Not all the players Robson brought in were failures. Juninho was a fantastic player, he nearly managed to save Boro by himself that season. But you also had Emerson and maybe Branco, they didn’t produce. When Emerson went away, at that time I think I would have let him rot in the reserves, because that was the biggest betrayal of all. And I think the other players were a bit disappointed that he got away with it and it set the standard for the other foreigners. So then you had other people doing more or less the same in different ways.

Since then players at other clubs like Van Hooijdonk have found different ways to get away, and I think that’s a rotten game. The interesting thing is that anyone can do it in theory, but so far we haven’t seen a big example of an English player doing it. To stop playing, more or less, in order to get away from a club, I can’t see so many examples of British players doing that.

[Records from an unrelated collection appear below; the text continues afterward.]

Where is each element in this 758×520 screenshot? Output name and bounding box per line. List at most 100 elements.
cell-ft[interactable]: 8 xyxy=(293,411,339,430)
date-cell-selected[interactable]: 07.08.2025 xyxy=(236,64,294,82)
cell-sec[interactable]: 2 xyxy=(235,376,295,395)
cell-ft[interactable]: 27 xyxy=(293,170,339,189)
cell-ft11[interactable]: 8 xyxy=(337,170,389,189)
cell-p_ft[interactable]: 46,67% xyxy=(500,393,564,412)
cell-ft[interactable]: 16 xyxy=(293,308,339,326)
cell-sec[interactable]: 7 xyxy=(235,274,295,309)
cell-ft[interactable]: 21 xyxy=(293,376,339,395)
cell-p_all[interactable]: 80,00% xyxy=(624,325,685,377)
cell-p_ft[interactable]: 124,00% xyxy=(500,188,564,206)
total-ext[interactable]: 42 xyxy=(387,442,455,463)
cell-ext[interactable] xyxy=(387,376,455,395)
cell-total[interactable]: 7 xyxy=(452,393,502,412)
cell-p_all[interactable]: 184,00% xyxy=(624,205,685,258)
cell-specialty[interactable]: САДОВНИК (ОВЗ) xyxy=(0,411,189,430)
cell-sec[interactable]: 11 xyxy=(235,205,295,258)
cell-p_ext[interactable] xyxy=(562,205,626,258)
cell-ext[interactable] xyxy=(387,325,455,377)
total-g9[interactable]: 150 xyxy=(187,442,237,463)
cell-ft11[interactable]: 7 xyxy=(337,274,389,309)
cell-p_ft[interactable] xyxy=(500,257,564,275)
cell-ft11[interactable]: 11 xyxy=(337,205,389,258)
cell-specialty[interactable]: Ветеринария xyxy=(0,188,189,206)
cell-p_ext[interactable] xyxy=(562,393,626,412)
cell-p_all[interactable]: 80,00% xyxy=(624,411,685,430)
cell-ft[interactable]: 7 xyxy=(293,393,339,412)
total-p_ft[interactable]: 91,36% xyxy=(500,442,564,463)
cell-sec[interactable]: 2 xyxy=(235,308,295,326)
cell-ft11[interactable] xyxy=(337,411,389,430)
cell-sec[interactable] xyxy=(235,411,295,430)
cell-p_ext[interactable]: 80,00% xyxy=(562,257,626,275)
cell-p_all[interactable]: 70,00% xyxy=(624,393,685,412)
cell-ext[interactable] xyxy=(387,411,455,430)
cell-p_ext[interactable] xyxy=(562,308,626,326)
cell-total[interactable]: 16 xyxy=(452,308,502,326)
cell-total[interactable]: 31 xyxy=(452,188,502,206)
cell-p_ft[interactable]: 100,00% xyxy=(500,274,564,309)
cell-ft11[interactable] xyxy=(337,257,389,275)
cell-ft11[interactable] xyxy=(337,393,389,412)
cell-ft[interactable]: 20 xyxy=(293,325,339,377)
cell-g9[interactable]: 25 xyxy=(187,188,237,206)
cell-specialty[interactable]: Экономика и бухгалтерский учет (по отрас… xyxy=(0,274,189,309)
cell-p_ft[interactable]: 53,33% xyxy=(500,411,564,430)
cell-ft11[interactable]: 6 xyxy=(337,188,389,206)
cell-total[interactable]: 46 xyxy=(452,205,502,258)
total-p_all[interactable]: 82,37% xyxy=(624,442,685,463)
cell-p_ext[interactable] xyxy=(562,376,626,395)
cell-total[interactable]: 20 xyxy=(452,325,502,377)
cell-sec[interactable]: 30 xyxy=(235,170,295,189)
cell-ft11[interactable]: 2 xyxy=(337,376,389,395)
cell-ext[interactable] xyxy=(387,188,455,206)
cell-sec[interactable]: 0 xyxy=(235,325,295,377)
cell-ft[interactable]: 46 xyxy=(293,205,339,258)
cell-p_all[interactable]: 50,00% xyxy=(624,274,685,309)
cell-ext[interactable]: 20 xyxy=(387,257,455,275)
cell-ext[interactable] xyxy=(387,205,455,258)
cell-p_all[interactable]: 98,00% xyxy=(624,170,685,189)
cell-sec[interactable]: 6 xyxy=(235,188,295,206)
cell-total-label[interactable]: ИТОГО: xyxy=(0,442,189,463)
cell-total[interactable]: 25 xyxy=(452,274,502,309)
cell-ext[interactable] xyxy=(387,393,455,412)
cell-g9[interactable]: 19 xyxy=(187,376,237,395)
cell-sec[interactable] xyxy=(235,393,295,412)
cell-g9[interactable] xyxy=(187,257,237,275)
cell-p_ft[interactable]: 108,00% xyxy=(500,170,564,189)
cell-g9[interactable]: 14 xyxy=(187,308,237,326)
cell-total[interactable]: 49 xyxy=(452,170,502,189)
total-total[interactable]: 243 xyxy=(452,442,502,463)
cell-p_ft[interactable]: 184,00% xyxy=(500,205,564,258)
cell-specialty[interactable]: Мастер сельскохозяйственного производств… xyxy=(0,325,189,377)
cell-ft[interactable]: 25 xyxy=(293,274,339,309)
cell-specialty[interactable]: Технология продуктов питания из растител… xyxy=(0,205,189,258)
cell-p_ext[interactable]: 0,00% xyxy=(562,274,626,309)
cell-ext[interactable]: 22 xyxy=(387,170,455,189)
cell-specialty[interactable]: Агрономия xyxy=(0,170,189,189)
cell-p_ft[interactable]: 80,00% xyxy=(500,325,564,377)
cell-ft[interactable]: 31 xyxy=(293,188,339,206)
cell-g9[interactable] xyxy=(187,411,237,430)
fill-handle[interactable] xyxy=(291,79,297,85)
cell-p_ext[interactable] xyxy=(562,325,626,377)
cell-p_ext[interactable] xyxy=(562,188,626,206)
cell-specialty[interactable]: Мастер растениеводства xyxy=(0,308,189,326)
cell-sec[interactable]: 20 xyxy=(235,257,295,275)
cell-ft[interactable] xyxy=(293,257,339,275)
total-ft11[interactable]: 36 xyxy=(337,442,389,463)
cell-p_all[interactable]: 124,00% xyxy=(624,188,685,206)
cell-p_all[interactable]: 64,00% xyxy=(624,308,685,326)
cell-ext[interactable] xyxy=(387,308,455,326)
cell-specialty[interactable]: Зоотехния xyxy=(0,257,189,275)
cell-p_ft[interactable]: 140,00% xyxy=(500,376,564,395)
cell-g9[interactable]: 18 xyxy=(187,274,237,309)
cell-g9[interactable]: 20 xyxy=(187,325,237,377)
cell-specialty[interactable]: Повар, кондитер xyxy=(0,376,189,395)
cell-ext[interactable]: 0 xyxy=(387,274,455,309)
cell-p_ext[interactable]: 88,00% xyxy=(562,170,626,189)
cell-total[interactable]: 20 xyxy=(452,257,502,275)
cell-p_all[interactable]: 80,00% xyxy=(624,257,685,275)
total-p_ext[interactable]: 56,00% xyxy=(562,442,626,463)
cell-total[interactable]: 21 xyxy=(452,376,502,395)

In general the set-up now is much better than it was four years ago. There was a time when there was almost a principle that new players should be foreign. I think now English clubs have built up a great scouting network in Europe and as a result you don’t tend to have these big, big flops that you had three or four years ago.

Now they seem also to be getting people who can adjust to the English way of playing, because that is quite different, for example, to the Bundesliga. It’s a great league and it’s very well liked around Europe, but you can’t compare it with English football. In England it’s 90 minutes of power – here, you always get the chance to have a rest. One of the main reasons why there are so many Scandinavians in England is that we can adjust quite easily. The English and Norwegian mentality is quite similar.

Whichever nationalities adapt best, however, nothing will stop players moving between all the different countries in Europe. I think it’s something we just have to live with, but I also think the best players will come through anyway. I mean look at your English players, there are some fantastic players coming up in this generation, despite all the foreigners. It’s the same with Norway. You can’t complain that it’s raining all the time. You can’t do anything about it. European integration is here to stay.

The same debate is going on in Germany at the moment. There are a lot of east Europeans coming here, and it’s a safe option for the clubs of course. They talk about it all the time here, how it’s affecting the youth set-up, but when it comes to serious prospects it’s always easier for the clubs to buy someone from abroad anyway because they need to get results. Football is all about today, not what you did yesterday or what you will do tomorrow.